Su sonrisa. Cómo aparece varias veces, de repente, en medio de los apasionados besos y de la intensa excitación. Como si en esos momentos ella fuera incapaz de contener la felicidad que siente, y una gran sonrisa surge espontáneamente en su rostro. Está enamorado de esa sonrisa, desde aquella noche en la terraza de su ático. Se va a tomar su tiempo para decírselo, pero cuando se lo diga, lo hará, durante mucho tiempo.

Su pelo. Cómo cae sobre él cuando ella se mantiene encima, sintiendo sus bucles acariciarle el pecho. Cómo cae por su espalda como un río cobrizo. La suavidad de sus mechones cuando introduce sus dedos entre ellos para acariciarle la nuca.

La piel de su cuello. De ese rincón entre el cuello y la clavícula, ese pequeño rincón que ha descubierto y en el que se podría pasar horas.

Su vergüenza cuando ha visto el imperecedero recuerdo del dolor en forma de cicatrices.
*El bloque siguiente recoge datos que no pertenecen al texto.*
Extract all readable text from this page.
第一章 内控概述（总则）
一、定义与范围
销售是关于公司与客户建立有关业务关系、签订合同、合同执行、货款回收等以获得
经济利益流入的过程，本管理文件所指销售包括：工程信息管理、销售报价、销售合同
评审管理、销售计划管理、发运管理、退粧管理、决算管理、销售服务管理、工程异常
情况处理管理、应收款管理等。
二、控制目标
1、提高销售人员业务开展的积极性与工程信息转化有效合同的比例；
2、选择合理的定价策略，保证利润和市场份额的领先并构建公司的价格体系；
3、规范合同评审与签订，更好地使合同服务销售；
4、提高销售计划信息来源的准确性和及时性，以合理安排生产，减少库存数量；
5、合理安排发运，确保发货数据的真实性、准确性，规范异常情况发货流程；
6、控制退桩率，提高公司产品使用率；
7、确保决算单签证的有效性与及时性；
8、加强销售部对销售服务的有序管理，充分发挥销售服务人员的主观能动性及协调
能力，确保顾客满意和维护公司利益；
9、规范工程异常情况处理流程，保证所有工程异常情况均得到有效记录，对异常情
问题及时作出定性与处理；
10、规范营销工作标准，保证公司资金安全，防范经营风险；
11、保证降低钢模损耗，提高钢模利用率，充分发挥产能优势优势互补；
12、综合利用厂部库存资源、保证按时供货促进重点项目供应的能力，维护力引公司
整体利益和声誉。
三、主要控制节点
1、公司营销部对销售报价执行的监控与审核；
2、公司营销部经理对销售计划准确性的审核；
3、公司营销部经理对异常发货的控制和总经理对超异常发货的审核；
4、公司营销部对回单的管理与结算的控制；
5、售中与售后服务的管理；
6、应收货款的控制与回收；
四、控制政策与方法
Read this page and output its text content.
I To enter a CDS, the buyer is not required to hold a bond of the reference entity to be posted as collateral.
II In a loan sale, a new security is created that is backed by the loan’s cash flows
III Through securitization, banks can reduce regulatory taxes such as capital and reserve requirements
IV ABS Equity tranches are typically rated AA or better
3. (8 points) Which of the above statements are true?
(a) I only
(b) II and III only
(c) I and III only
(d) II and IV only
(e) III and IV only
Su sutil manera de girarse para evitar allí el contacto de sus labios, sin saber aún que a él no le importa; que adora su cuerpo entero, que quiere aprendérselo de memoria día tras día.

La forma en que ella le ha mordido el lóbulo de la oreja en varios momentos de pasión. ¿Cómo algo tan simple puede hacerle arder en su interior una y otra vez?

Esa pasión que le ha abrumado. Cuando ha vuelto a mirar el reloj habían pasado cinco horas. Cinco horas sin parar un sólo minuto. El primero, rápido e intenso. Deseoso de calmar lo que llevaban días reteniendo. El segundo, más lento y confiado. Buscando la confirmación de que todo esto no era un sueño. El tercero, puro placer sosegado descubriendo hasta el último rincón de sus cuerpos.

Un apenas perceptible Hey le saca de sus pensamientos. Mira hacia la cama y allí está ella, que mientras le observa con ojos somnolientos, le regala la sonrisa que más adora de este mundo.

Otro Hey es todo lo que puede contestarle.

Ven aquí.

Y se levanta, deseando seguir llenando su memoria de nuevos momentos.